In a way, my mom completed me and I have grappled with feeling lost and purposeless since her death eight months ago. I hope you understand. I mean, my husband completes me in the most full and voluptuous way that is mysterious and feels infinite to me, but my mom completed me in a way I didn’t know she completed me; until she was gone. Losing her has led me, as hopefully all struggles in life have potential to, to seek out God’s comforting mothering qualities. You hear so much about God the Father, but since male and female are made in His image, I feel desperate to find out about God’s Mother qualities. (click on any photo to enlarge)
Now, I have found over a lifetime that my sister and I have a bond that is strong. Through ups and downs, trials and laughs I will always choose my sister. And my sister-in-laws, aunt, cousins, and my mother-in-law have turned out to be priceless gifts in life. I’m truly blessed. But, I need a mom, and, ironically, it looks like ‘the man upstairs’ is my best option. “As one whom his mother comforteth, so will I comfort you.” (Isaiah 66:13). I need this promise to be my promise.

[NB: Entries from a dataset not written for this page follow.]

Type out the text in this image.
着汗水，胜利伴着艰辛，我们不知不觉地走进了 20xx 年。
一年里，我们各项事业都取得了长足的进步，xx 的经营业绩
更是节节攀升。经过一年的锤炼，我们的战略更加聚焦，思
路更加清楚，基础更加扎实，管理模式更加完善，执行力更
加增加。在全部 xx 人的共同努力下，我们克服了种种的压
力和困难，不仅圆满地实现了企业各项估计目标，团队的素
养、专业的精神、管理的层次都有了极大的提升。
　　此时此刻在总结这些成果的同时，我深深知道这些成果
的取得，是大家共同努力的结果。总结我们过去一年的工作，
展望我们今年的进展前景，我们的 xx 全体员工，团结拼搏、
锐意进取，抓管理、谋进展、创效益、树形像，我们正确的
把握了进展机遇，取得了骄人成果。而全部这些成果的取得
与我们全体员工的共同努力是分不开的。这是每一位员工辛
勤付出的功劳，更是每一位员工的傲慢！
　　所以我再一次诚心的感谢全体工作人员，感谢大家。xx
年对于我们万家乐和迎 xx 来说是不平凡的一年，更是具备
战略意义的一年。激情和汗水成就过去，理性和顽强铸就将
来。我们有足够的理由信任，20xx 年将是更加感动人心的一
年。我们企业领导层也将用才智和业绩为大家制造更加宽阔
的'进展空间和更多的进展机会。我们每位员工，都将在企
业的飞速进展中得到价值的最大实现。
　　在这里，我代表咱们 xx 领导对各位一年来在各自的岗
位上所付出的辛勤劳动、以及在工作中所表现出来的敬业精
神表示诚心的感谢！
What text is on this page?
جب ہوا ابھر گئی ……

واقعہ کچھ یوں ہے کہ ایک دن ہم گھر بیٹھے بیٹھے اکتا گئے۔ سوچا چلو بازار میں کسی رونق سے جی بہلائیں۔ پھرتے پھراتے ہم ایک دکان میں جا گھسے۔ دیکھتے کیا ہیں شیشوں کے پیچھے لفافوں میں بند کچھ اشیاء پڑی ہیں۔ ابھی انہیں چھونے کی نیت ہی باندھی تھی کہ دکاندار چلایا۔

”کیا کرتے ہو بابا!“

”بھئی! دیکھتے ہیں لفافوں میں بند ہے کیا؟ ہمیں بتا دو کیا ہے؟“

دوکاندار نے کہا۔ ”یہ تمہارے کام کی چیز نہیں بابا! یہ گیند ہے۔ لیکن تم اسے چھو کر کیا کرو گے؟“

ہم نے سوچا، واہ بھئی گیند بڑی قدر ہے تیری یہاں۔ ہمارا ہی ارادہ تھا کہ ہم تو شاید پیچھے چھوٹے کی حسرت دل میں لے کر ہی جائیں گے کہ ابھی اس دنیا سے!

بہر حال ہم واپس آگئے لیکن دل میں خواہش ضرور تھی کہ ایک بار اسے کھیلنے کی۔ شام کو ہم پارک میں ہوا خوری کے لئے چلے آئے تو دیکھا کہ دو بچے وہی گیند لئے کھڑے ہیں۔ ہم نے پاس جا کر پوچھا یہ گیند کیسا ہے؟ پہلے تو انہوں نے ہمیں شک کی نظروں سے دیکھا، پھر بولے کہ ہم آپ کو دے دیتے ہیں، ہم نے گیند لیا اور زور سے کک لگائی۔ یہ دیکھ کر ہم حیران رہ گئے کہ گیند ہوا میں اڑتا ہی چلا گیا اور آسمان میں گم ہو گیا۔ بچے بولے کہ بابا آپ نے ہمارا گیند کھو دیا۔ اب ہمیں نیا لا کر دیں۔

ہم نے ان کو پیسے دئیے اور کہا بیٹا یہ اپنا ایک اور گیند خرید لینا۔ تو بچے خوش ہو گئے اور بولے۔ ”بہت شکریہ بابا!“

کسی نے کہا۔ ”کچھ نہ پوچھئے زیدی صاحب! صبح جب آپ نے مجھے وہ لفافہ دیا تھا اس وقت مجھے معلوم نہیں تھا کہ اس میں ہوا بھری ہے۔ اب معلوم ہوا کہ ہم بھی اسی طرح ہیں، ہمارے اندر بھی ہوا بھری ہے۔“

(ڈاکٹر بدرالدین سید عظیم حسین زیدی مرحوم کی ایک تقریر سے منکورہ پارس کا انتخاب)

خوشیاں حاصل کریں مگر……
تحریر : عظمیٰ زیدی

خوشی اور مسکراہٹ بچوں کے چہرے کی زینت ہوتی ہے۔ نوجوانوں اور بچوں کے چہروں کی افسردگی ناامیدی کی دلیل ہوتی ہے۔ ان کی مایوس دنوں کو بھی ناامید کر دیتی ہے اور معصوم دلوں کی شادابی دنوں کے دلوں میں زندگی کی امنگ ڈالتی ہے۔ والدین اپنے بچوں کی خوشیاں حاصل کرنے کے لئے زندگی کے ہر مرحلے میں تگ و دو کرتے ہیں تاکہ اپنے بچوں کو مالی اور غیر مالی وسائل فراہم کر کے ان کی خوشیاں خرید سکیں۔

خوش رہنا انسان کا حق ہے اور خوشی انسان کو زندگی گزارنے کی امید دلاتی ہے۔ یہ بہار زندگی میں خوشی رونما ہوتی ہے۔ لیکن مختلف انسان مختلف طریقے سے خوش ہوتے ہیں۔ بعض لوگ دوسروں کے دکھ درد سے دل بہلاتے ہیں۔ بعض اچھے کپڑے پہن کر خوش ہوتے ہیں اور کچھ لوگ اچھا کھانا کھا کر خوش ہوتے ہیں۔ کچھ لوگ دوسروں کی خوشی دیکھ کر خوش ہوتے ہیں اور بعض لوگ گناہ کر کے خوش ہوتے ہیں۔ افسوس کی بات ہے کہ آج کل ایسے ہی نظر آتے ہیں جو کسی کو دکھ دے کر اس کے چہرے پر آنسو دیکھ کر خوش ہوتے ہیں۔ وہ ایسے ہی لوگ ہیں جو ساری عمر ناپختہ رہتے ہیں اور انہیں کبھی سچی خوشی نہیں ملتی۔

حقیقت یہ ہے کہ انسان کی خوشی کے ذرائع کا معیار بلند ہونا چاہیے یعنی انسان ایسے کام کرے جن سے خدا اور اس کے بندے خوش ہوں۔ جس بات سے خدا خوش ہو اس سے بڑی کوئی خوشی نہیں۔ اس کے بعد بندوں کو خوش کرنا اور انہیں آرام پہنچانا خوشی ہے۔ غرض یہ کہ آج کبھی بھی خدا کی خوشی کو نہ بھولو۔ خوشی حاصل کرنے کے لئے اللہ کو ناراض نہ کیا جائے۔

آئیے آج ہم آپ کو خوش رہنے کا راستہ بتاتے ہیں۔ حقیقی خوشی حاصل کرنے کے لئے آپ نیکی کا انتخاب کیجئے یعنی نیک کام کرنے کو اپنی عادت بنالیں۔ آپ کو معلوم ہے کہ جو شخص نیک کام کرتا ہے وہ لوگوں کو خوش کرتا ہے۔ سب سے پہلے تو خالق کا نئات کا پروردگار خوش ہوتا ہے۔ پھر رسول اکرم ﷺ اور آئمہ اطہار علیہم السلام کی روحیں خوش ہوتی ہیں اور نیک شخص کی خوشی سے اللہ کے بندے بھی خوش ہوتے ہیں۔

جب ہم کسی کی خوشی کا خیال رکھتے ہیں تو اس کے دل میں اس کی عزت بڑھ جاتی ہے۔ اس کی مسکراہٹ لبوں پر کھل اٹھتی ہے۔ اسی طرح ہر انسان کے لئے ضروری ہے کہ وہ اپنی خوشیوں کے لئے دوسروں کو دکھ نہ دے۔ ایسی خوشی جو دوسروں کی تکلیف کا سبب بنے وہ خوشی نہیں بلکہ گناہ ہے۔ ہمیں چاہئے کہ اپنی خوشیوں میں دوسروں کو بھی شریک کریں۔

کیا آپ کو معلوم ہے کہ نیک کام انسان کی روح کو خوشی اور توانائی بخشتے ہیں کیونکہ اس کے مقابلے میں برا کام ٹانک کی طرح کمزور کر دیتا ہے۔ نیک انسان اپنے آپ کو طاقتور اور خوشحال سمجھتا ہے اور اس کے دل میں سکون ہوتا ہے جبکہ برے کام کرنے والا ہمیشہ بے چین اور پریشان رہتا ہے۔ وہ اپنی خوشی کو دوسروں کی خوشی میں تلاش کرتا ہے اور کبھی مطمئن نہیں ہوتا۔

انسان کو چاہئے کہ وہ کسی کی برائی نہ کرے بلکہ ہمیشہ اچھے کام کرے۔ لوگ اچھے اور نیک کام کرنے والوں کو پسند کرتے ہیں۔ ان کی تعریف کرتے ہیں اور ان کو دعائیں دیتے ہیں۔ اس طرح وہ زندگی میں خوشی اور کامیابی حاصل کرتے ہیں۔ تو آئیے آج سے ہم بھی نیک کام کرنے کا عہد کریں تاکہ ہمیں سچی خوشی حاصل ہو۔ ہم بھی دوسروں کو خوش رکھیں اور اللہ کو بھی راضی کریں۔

My heart physically aches because I miss my mom; and I miss her by my dad’s side. Only a true mother’s comfort can comfort that ache. I found an essay on Biblegateway that I think has some remarkable insights on the motherhood character nature of God:
In it, the writer says,
“How like the motherhood of God! God does not probe the wound when there is power to heal. How beautifully tender is the mother comfort of God! He asks no questions, utters no reproach, demands no explanation. He has not the scrutiny of a detective, but the sympathy of a devoted parent.”

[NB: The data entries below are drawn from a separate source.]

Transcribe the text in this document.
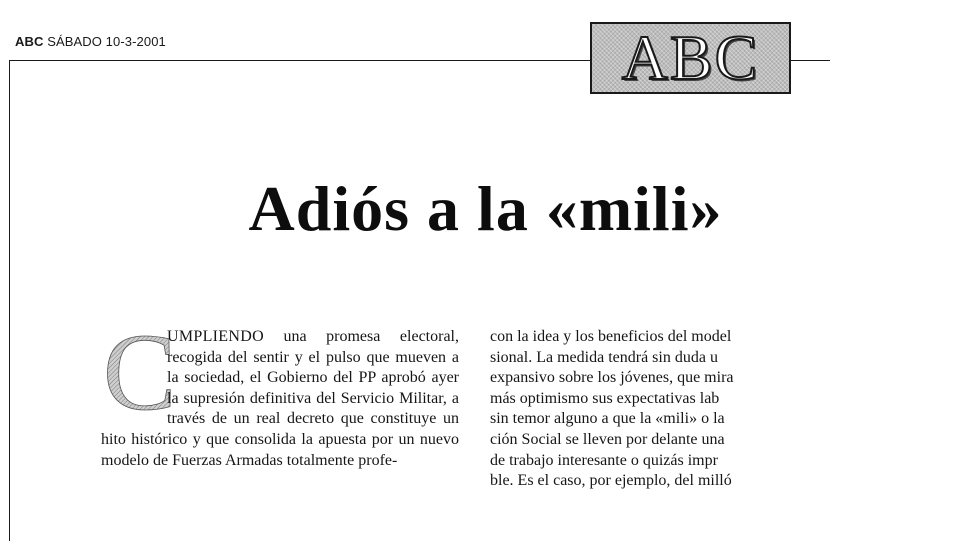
ABC SÁBADO 10-3-2001	ABC
Adiós a la «mili»
C
UMPLIENDO una promesa electoral, recogida del sentir y el pulso que mueven a la sociedad, el Gobierno del PP aprobó ayer la supresión definitiva del Servicio Militar, a través de un real decreto que constituye un hito histórico y que consolida la apuesta por un nuevo modelo de Fuerzas Armadas totalmente profe-
con la idea y los beneficios del model
sional. La medida tendrá sin duda u
expansivo sobre los jóvenes, que mira
más optimismo sus expectativas lab
sin temor alguno a que la «mili» o la
ción Social se lleven por delante una
de trabajo interesante o quizás impr
ble. Es el caso, por ejemplo, del milló
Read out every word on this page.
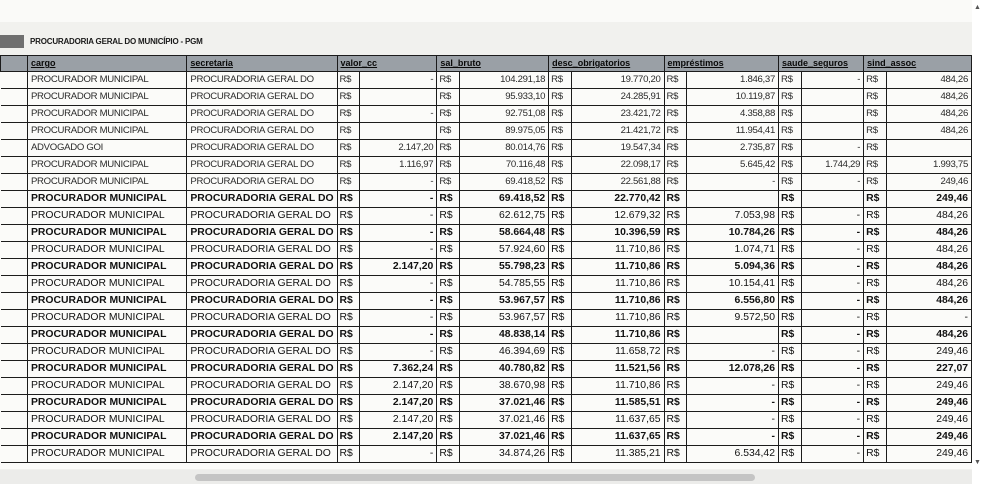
PROCURADORIA GERAL DO MUNICÍPIO - PGM
	cargo	secretaria	valor_cc		sal_bruto		desc_obrigatorios		empréstimos		saude_seguros		sind_assoc	
	PROCURADOR MUNICIPAL	PROCURADORIA GERAL DO	R$	-	R$	104.291,18	R$	19.770,20	R$	1.846,37	R$	-	R$	484,26
	PROCURADOR MUNICIPAL	PROCURADORIA GERAL DO	R$		R$	95.933,10	R$	24.285,91	R$	10.119,87	R$		R$	484,26
	PROCURADOR MUNICIPAL	PROCURADORIA GERAL DO	R$	-	R$	92.751,08	R$	23.421,72	R$	4.358,88	R$		R$	484,26
	PROCURADOR MUNICIPAL	PROCURADORIA GERAL DO	R$		R$	89.975,05	R$	21.421,72	R$	11.954,41	R$		R$	484,26
	ADVOGADO GOI	PROCURADORIA GERAL DO	R$	2.147,20	R$	80.014,76	R$	19.547,34	R$	2.735,87	R$	-	R$	
	PROCURADOR MUNICIPAL	PROCURADORIA GERAL DO	R$	1.116,97	R$	70.116,48	R$	22.098,17	R$	5.645,42	R$	1.744,29	R$	1.993,75
	PROCURADOR MUNICIPAL	PROCURADORIA GERAL DO	R$	-	R$	69.418,52	R$	22.561,88	R$	-	R$	-	R$	249,46
	PROCURADOR MUNICIPAL	PROCURADORIA GERAL DO	R$	-	R$	69.418,52	R$	22.770,42	R$		R$		R$	249,46
	PROCURADOR MUNICIPAL	PROCURADORIA GERAL DO	R$	-	R$	62.612,75	R$	12.679,32	R$	7.053,98	R$	-	R$	484,26
	PROCURADOR MUNICIPAL	PROCURADORIA GERAL DO	R$	-	R$	58.664,48	R$	10.396,59	R$	10.784,26	R$	-	R$	484,26
	PROCURADOR MUNICIPAL	PROCURADORIA GERAL DO	R$	-	R$	57.924,60	R$	11.710,86	R$	1.074,71	R$	-	R$	484,26
	PROCURADOR MUNICIPAL	PROCURADORIA GERAL DO	R$	2.147,20	R$	55.798,23	R$	11.710,86	R$	5.094,36	R$	-	R$	484,26
	PROCURADOR MUNICIPAL	PROCURADORIA GERAL DO	R$	-	R$	54.785,55	R$	11.710,86	R$	10.154,41	R$	-	R$	484,26
	PROCURADOR MUNICIPAL	PROCURADORIA GERAL DO	R$	-	R$	53.967,57	R$	11.710,86	R$	6.556,80	R$	-	R$	484,26
	PROCURADOR MUNICIPAL	PROCURADORIA GERAL DO	R$	-	R$	53.967,57	R$	11.710,86	R$	9.572,50	R$	-	R$	-
	PROCURADOR MUNICIPAL	PROCURADORIA GERAL DO	R$	-	R$	48.838,14	R$	11.710,86	R$		R$	-	R$	484,26
	PROCURADOR MUNICIPAL	PROCURADORIA GERAL DO	R$	-	R$	46.394,69	R$	11.658,72	R$	-	R$	-	R$	249,46
	PROCURADOR MUNICIPAL	PROCURADORIA GERAL DO	R$	7.362,24	R$	40.780,82	R$	11.521,56	R$	12.078,26	R$	-	R$	227,07
	PROCURADOR MUNICIPAL	PROCURADORIA GERAL DO	R$	2.147,20	R$	38.670,98	R$	11.710,86	R$	-	R$	-	R$	249,46
	PROCURADOR MUNICIPAL	PROCURADORIA GERAL DO	R$	2.147,20	R$	37.021,46	R$	11.585,51	R$	-	R$	-	R$	249,46
	PROCURADOR MUNICIPAL	PROCURADORIA GERAL DO	R$	2.147,20	R$	37.021,46	R$	11.637,65	R$	-	R$	-	R$	249,46
	PROCURADOR MUNICIPAL	PROCURADORIA GERAL DO	R$	2.147,20	R$	37.021,46	R$	11.637,65	R$	-	R$	-	R$	249,46
	PROCURADOR MUNICIPAL	PROCURADORIA GERAL DO	R$	-	R$	34.874,26	R$	11.385,21	R$	6.534,42	R$	-	R$	249,46
▲
▼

In my yearnings, I can’t help but feel much of the church has focused too heartily on the Father character, and not enough on the Mother nature of God (no pun intended). I’m finding it to be an important missing piece to the puzzle.

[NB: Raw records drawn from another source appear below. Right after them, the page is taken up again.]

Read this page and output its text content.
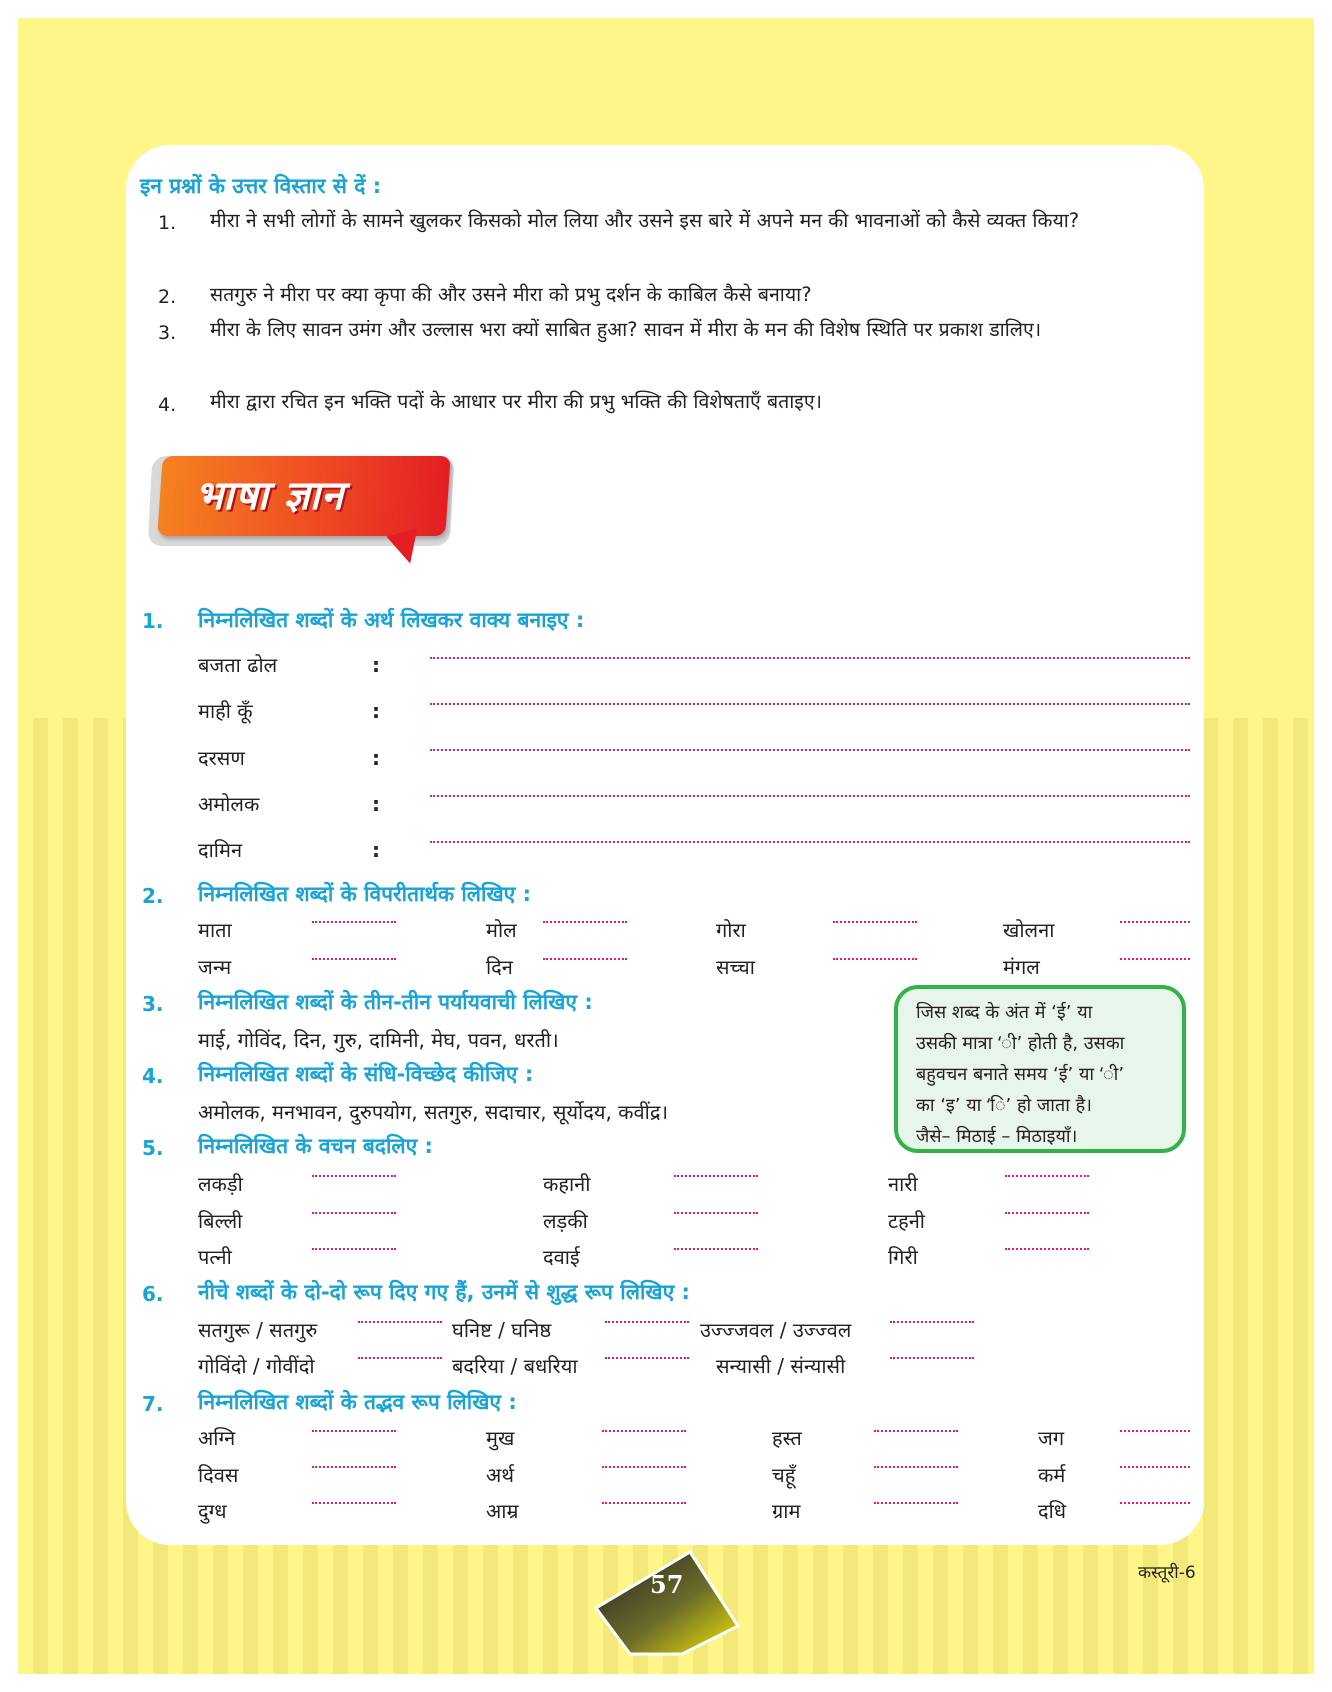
इन प्रश्नों के उत्तर विस्तार से दें :
1. मीरा ने सभी लोगों के सामने खुलकर किसको मोल लिया और उसने इस बारे में अपने मन की भावनाओं को कैसे व्यक्त किया?
2. सतगुरु ने मीरा पर क्या कृपा की और उसने मीरा को प्रभु दर्शन के काबिल कैसे बनाया?
3. मीरा के लिए सावन उमंग और उल्लास भरा क्यों साबित हुआ? सावन में मीरा के मन की विशेष स्थिति पर प्रकाश डालिए।
4. मीरा द्वारा रचित इन भक्ति पदों के आधार पर मीरा की प्रभु भक्ति की विशेषताएँ बताइए।
भाषा ज्ञान
1. निम्नलिखित शब्दों के अर्थ लिखकर वाक्य बनाइए :
बजता ढोल	:
माही कूँ	:
दरसण	:
अमोलक	:
दामिन	:
2. निम्नलिखित शब्दों के विपरीतार्थक लिखिए :
माता	मोल	गोरा	खोलना
जन्म	दिन	सच्चा	मंगल
3. निम्नलिखित शब्दों के तीन-तीन पर्यायवाची लिखिए :
माई, गोविंद, दिन, गुरु, दामिनी, मेघ, पवन, धरती।
4. निम्नलिखित शब्दों के संधि-विच्छेद कीजिए :
अमोलक, मनभावन, दुरुपयोग, सतगुरु, सदाचार, सूर्योदय, कवींद्र।
जिस शब्द के अंत में ‘ई’ या
उसकी मात्रा ‘ी’ होती है, उसका
बहुवचन बनाते समय ‘ई’ या ‘ी’
का ‘इ’ या ‘ि’ हो जाता है।
जैसे– मिठाई – मिठाइयाँ।
5. निम्नलिखित के वचन बदलिए :
लकड़ी	कहानी	नारी
बिल्ली	लड़की	टहनी
पत्नी	दवाई	गिरी
6. नीचे शब्दों के दो-दो रूप दिए गए हैं, उनमें से शुद्ध रूप लिखिए :
सतगुरू / सतगुरु	घनिष्ट / घनिष्ठ	उज्ज्जवल / उज्ज्वल
गोविंदो / गोवींदो	बदरिया / बधरिया	सन्यासी / संन्यासी
7. निम्नलिखित शब्दों के तद्भव रूप लिखिए :
अग्नि	मुख	हस्त	जग
दिवस	अर्थ	चहूँ	कर्म
दुग्ध	आम्र	ग्राम	दधि
57	कस्तूरी-6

Could there be any greater tenderness? Any greater option to corral the lost purposeless feeling? Or better yet, a more perfect tenderness and love? In fact, (and hopefully lightening doesn’t strike me), I’ve always had a difficult time connecting or relating to ‘the Father’s love,’ as it never seemed to quite fully describe it all; but I think that is because I’ve tried to fit all God’s characteristics into the parameter of a Father – which I only partly understand. However, when these are combined with mother characteristics, my eyes and heart have burst into a more thorough picture of God.
Through it all, I am finding a new balance of what is worthwhile and sacred versus what is meaningless. Because God feels bigger and Jesus feels closer, religion feels useless. God seems to be guiding me gently, like a mother would, through this new growth. Everything that is not helpful in living this life well and to the fullest is sloughing off. Everything true and sure is stabilizing me. God’s mother-like character is pursuing me and giving me steadiness. My mom was my biggest fan and cheerleader; so ready and willing to receive me no matter what. I am realizing now that she was a small reflection of how God is toward me.